Having finished his visit to Ramallah, Obama is back in Jerusalem — meeting with consular staff at the US consulate in the south Jerusalem neighborhood of Arnona.

The event is hosted by Secretary of State John Kerry, and is closed to press.

Students eagerly wait for president’s speech

The International Convention Center, where Obama will address Israeli students later this afternoon, is a fortress. Not even highly decorated police officers are allowed to enter the building without a blue wristband. Outside the building, thousands of students and hundreds of reporters are waiting in the hot Jerusalem sun for security checks.

“To be honest, I don’t expect that anything important will be said,” says Bnei Zion resident Dan Offer, 24, who studies neurosciences at the Hebrew University. “I’m just here to hear him because he’s a great orator. But I have absolutely no expectations that anything will change on the geopolitical level.”
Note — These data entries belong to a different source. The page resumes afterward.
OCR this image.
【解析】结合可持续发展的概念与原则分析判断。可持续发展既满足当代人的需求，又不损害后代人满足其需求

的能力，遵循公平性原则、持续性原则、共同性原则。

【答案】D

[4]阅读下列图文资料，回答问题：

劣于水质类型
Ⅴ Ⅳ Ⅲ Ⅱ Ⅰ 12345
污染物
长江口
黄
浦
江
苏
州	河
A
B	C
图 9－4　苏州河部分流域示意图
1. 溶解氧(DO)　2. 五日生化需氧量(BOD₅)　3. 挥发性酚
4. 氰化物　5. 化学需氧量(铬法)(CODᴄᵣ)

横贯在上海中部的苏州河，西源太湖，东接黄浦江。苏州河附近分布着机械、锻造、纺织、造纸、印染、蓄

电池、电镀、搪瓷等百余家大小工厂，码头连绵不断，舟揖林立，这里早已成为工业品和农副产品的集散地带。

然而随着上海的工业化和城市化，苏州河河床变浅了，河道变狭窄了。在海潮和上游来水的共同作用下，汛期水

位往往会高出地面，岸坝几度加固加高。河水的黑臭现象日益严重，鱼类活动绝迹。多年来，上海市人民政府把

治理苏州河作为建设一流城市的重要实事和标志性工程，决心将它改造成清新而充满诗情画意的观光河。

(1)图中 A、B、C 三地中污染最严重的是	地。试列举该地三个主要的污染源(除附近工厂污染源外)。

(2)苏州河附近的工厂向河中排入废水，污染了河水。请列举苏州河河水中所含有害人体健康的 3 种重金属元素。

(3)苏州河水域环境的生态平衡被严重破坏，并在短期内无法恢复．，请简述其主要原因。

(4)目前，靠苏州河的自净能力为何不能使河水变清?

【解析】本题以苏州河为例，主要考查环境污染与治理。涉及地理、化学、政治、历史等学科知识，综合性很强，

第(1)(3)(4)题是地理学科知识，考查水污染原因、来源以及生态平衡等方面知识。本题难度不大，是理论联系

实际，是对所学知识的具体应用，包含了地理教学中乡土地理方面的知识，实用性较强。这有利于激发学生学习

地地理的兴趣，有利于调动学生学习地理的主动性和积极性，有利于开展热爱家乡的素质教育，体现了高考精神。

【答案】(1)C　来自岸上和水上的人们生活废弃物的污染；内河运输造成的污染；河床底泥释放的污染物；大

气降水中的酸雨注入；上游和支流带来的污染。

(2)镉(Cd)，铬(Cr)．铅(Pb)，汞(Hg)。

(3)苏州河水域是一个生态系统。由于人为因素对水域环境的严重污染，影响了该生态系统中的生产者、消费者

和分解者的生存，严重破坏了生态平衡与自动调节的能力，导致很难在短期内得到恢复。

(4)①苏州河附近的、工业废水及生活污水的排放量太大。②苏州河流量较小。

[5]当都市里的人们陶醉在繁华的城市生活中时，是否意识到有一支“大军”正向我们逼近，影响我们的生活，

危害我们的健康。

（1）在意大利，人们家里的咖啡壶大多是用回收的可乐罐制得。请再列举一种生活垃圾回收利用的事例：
Hundreds of students wait outside the International Convention Center for US President Barack Obama's speech (photo credit: Times of Israel staff)

Hundreds of students wait outside the International Convention Center for US President Barack Obama’s speech (photo credit: Times of Israel staff)

Pninit, 24, studies at Haifa University and says she’s “pretty excited” about the speech she is about to witness, but truth be told, she does not know what to expect. “Maybe he’ll talk about why he came and what he wants for the future,” she says. Perhaps he’ll call on Israel to adapt the 2002 Saudi peace plan.

M., 22, a Haredi Jew who studies Torah in a yeshiva in the mornings and psychology and philosophy at the Open University in the afternoons, is keen on hearing what the leader of the free world has to say. “It will certainly be a historic speech. He’s a fascinating person and it will be very interesting to hear him speak.”

Will Obama try to pressure Israel to make painful concessions to restart the peace process? M., who lives in Netanya, is not sure. “He will certainly have some kind of message to the Israeli people. He didn’t come here for nothing. But if he’ll want to put pressure on us because of the Palestinians, he’ll do it elegantly and with lots of grace.”